Menurut Tribelhorn (1991), produk sereal sarapan dapat
dikelompokan berdasarkan sifat fisik alami dari produk. sereal
sarapan yang ada di pasaran dikategorikan menjadi lima jenis, yaitu:
1. Sereal tradisional yang memerlukan pemasakan, adalah sereal
yang dijual di pasaran dalam bentuk bahan mentah yang telah
diproses. Biasanya dalam bentuk sereal yang biasa dikonsumsi
panas.
2. Sereal panas instan tradisional, yaitu sereal yang dijual dalam
bentuk biji-bijian atau serbuk yang telah dimasak dan hanya
memerlukan air mendidih dalam persiapannya.
3. Sereal siap santap, yaitu produk yang telah diolah dan direkayasa
menurut jenis atau bentuk diantaranya flaked, puffed, dan
shredded.
4. Ready-to-eat cereal mixes, yaitu produk sereal yang telah diolah
bersama biji-bijian atau kacang-kacangan, serta buah kering.
5. Bermacam produk sereal sarapan yang tidak dapat dikategorikan
dengan keempat jenis di atas karena proses khusus dan atau
kegunaan akhirnya. Contoh dari jenis ini adalah cereal nuggets dan
makanan bayi.
Biji-bijian dari kelompok seralia memiliki peranan penting dalam
pembuatan sereal sarapan pagi. Umumnya sereal ini terbuat dari
endosperma gandum, jagung, beras dan oats. Secara sederhana,
endosperma dapat dihancurkan atau dipress, dengan atau tanpa
dipanggang. Salah satu contoh sereal tanpa pemasakan yaitu oatmeal.
Namun sereal yang lebih popular adalah siap saji. Dalam hal ini,
endosperma dihaluskan terlebih dahulu dan dibentuk menjadi
lempengan (flakes) dengan menyelipkan dengan adonan yang telah
tercampur ke sebuah roller.

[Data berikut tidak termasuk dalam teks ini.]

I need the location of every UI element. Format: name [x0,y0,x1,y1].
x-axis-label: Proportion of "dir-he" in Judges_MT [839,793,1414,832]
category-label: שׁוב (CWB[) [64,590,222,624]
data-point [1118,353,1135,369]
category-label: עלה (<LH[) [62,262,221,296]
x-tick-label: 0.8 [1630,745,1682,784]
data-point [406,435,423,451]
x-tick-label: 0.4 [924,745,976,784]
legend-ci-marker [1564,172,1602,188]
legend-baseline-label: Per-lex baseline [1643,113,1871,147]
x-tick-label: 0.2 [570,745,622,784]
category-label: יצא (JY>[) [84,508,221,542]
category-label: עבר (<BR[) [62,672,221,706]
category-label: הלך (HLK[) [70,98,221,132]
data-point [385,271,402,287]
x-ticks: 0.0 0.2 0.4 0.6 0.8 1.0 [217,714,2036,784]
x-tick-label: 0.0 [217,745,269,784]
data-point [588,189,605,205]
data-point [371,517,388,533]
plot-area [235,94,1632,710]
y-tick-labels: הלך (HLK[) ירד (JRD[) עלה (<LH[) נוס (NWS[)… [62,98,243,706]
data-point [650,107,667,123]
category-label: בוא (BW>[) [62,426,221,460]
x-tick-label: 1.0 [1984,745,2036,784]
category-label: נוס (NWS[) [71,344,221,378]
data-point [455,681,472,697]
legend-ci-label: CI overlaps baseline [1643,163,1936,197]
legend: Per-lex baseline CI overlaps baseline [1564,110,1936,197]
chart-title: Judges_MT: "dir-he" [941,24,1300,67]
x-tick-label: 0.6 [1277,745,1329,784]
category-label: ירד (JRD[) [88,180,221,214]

Adonan juga dapat dibentuk langsung
menjadi aneka bentuk atau dapat juga dibiarkan utuh sebagai biji
kemudian dibuat mengembang, misalnya pada sereal harus
dikeringkan terlebih dahulu sehingga terbentuk flavour yang khas dan
kerenyahan serta sifat kaku yang mudah pecah. Kerenyahan yang
didapatkan pada ready-to-eat breakfast dari sereal yang dikeringkan
hingga mencapai kadar air 3-6% (Potter and Joseph, 2005).
Saat ini sereal sarapan yang paling digemari masyarakat
adalah jenis ready-to-eat karena berkaitan dengan kepraktisan dan
waktu penyajian yang cepat. Hal ini dibuktikan dari hasil penelitian
Nurjanah tahun 2000. Menurut Nurjanah (2000), jenis sereal sarapan
yang paling banyak dikonsumsi/ disukai oleh konsumen adalah produk
yang berupa minuman sarapan, produk ekstrusi dan flakes. Semua
produk ini merupakan produk instan dimana waktu persiapannya
kurang dari 3 menit.
Ciri khas dari produk breakfast adalah kadar air rendah dan
tekstur renyah. Berdasarkan teknik pengolahannya, breakfast cereal
dijumpai dalam bentuk serpihan (flake), hancuran atau parutan
(shredded), mengembang (puffed), panggangan (baked) dan extrudat
(extruded). Proses pemasakan merupakan tahapan proses yang harus
dilakukan dalam proses pembuatan breakfast cereal. Proses
pemasakan membentuk sifat fisik yang diperlukan untuk membentuk
tekstur produk yang diinginkan (Syamsir, 2008).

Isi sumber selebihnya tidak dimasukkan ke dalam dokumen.